Отчий дом... Для меня он не только в землянке, сооруженной из досок и самана руками отца. Это весь донецкий светлый край мой с дальними степными курганами, с глубокими балками, заросшими по весне розовыми цветами шипшины. Это суровые с виду и нежные душой люди, мои земляки, шахтеры и металлурги. Я живу жизнью и славой моего героического края, чувствую его дыхание. И моя любовь возвращается ко мне новым и новым зарядом сил и вдохновения...
...Лишь перед вечером мы с Сергеем Смирновым вернулись в мой отчий дом, который бережно хранила от забвения ласковая старушка Матрена Николаевна, родная сестра моего отца. Ее муж, шахтер, давно умер. Старший сын Петр погиб под Ленинградом в первые дни войны, он был летчиком-штурмовиком. Старая мать не одинока, то и дело приходят к ней гости: ребятишки с соседнего двора за сушеными сливами, знакомые, подруги. Для каждого у нее — приветливое слово, житейский совет.
Мы сидим во дворе под тенистой акацией. Пахучие белые гроздья свесились над столом, и пчелы, покружив среди цветов, присаживаются на краешек стеклянной вазы с вареньем.

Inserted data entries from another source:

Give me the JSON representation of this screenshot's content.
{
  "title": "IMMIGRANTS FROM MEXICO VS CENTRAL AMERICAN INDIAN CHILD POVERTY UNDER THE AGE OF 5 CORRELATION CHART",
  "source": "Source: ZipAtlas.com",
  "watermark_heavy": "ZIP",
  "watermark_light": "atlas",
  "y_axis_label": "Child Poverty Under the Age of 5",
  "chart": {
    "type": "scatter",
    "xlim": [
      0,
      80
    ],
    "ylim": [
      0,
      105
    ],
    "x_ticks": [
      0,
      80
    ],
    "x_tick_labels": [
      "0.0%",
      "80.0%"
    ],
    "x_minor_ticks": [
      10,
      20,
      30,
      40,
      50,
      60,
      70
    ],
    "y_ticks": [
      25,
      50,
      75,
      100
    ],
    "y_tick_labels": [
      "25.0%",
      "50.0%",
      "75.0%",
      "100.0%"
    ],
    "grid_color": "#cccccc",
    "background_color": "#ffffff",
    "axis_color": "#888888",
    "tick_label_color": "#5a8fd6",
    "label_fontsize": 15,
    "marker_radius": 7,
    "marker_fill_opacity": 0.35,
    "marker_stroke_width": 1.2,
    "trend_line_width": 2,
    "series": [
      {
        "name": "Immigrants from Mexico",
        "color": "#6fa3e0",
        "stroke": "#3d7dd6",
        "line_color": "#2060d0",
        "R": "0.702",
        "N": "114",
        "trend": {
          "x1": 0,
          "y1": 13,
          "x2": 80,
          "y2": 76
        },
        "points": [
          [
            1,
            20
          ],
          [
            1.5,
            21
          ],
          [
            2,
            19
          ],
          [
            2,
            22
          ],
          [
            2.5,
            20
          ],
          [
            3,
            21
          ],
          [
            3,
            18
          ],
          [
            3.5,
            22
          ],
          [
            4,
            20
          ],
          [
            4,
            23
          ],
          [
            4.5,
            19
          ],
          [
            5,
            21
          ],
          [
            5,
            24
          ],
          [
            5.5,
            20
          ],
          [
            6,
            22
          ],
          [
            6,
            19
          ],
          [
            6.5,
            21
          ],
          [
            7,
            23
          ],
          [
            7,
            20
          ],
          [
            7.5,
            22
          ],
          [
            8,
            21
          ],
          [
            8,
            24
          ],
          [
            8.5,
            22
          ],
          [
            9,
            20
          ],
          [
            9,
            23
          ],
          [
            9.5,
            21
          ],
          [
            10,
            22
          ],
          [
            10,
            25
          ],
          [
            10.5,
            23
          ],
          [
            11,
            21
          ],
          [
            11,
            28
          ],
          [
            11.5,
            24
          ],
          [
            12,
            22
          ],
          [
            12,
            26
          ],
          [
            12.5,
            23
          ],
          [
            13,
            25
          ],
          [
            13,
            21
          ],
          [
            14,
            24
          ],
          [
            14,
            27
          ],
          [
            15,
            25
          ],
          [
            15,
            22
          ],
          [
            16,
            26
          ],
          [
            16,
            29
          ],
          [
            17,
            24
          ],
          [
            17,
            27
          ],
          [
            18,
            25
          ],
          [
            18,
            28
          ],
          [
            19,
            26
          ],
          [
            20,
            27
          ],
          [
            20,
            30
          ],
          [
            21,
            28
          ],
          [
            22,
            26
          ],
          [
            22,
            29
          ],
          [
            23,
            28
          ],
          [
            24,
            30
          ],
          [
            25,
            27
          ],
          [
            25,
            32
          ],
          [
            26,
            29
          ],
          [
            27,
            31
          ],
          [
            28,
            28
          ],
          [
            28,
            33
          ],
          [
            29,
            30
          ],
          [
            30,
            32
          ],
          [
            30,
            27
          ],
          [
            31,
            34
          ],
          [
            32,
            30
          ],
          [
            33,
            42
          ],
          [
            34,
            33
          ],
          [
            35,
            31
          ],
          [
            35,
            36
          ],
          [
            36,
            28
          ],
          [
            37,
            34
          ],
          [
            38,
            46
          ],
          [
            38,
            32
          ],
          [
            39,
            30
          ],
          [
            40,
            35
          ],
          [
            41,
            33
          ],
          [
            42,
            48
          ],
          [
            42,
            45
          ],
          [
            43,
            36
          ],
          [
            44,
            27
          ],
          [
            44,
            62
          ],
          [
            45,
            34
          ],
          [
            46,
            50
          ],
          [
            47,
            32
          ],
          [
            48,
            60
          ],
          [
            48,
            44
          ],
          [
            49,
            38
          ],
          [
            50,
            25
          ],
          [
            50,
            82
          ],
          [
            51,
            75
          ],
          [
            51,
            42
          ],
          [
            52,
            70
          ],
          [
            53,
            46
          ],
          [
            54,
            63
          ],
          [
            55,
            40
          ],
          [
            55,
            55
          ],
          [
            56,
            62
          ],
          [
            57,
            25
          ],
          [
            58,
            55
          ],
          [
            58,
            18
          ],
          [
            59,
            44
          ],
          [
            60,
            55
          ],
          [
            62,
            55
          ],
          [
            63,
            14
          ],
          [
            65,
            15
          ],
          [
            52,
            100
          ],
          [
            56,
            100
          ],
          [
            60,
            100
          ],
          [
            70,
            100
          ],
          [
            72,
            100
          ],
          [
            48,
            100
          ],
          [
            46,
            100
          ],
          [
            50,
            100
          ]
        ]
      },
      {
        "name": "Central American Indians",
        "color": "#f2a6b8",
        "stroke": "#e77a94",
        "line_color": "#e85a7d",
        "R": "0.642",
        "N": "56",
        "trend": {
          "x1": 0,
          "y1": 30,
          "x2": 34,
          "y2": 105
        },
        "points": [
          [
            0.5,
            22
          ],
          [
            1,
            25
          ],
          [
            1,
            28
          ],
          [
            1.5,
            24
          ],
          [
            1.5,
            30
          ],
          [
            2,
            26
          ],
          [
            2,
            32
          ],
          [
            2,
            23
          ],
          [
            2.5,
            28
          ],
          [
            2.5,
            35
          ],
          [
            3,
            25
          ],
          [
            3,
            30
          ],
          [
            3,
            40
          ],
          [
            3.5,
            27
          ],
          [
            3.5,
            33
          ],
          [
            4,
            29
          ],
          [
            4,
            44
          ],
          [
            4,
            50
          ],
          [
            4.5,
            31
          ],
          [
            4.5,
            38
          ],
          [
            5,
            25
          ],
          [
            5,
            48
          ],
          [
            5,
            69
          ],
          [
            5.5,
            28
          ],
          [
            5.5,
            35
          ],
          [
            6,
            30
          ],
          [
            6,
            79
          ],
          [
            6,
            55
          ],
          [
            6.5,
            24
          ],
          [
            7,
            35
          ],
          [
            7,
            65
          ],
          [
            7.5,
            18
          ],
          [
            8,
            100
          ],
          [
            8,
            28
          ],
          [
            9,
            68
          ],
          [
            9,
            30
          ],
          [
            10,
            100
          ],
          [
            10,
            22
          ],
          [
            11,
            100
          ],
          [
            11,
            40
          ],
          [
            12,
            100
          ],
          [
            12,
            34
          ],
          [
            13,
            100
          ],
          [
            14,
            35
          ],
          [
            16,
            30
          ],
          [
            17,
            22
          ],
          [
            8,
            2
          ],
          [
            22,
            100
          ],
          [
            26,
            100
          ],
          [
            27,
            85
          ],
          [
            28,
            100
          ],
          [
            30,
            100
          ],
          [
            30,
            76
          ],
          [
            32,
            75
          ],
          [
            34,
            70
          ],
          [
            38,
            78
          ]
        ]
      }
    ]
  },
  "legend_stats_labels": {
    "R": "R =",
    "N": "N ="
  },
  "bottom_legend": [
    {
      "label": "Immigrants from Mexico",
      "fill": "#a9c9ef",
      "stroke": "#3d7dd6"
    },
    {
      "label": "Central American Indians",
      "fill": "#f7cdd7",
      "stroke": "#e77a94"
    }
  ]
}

Тетя Матрена рассказывает о старой жизни, как стирала когда-то на целую шахтерскую артель, с каким трудом растила детей. Перед нами проходит горькая жизнь простой русской женщины. Но Матрена Николаевна рассказывает даже о бедах с улыбкой: ей приятны воспоминания о прожитой жизни. «Было и хорошее, было и плохое», — говорит она. Так уж устроена жизнь человеческая — плохое забывается, хорошее остается в памяти.
На прощанье тетя Матрена сломила и дала Сереже цветущую ветку белой акации. Растроганный подарком, товарищ мой, волнуясь, заговорил о том, что еще нигде не встречал таких приветливых и душевных людей, как здесь, на шахтерской земле, что он влюбился в этот край и непременно напишет стихи об угле и этой ветке акации.
Матрена Николаевна слушала его с доброй улыбкой, сложив на груди темные натруженные руки, на которых видны были глубокие морщины — дороги жизни. Понятно было волнение поэта: принять подарок из таких рук — признак счастья.
Через день мы покидали родную мою сторонку. Сергей увез с собой нежную ветку белой акации, а я музыку воспоминаний о прожитом и пережитом, но ведь без этого не бывает будущего.
Будь же благословенна навеки, родная земля шахтерская. Сыновним поклоном приветствуют тебя все, кого ты взрастила. А для скольких еще ты станешь второй Родиной.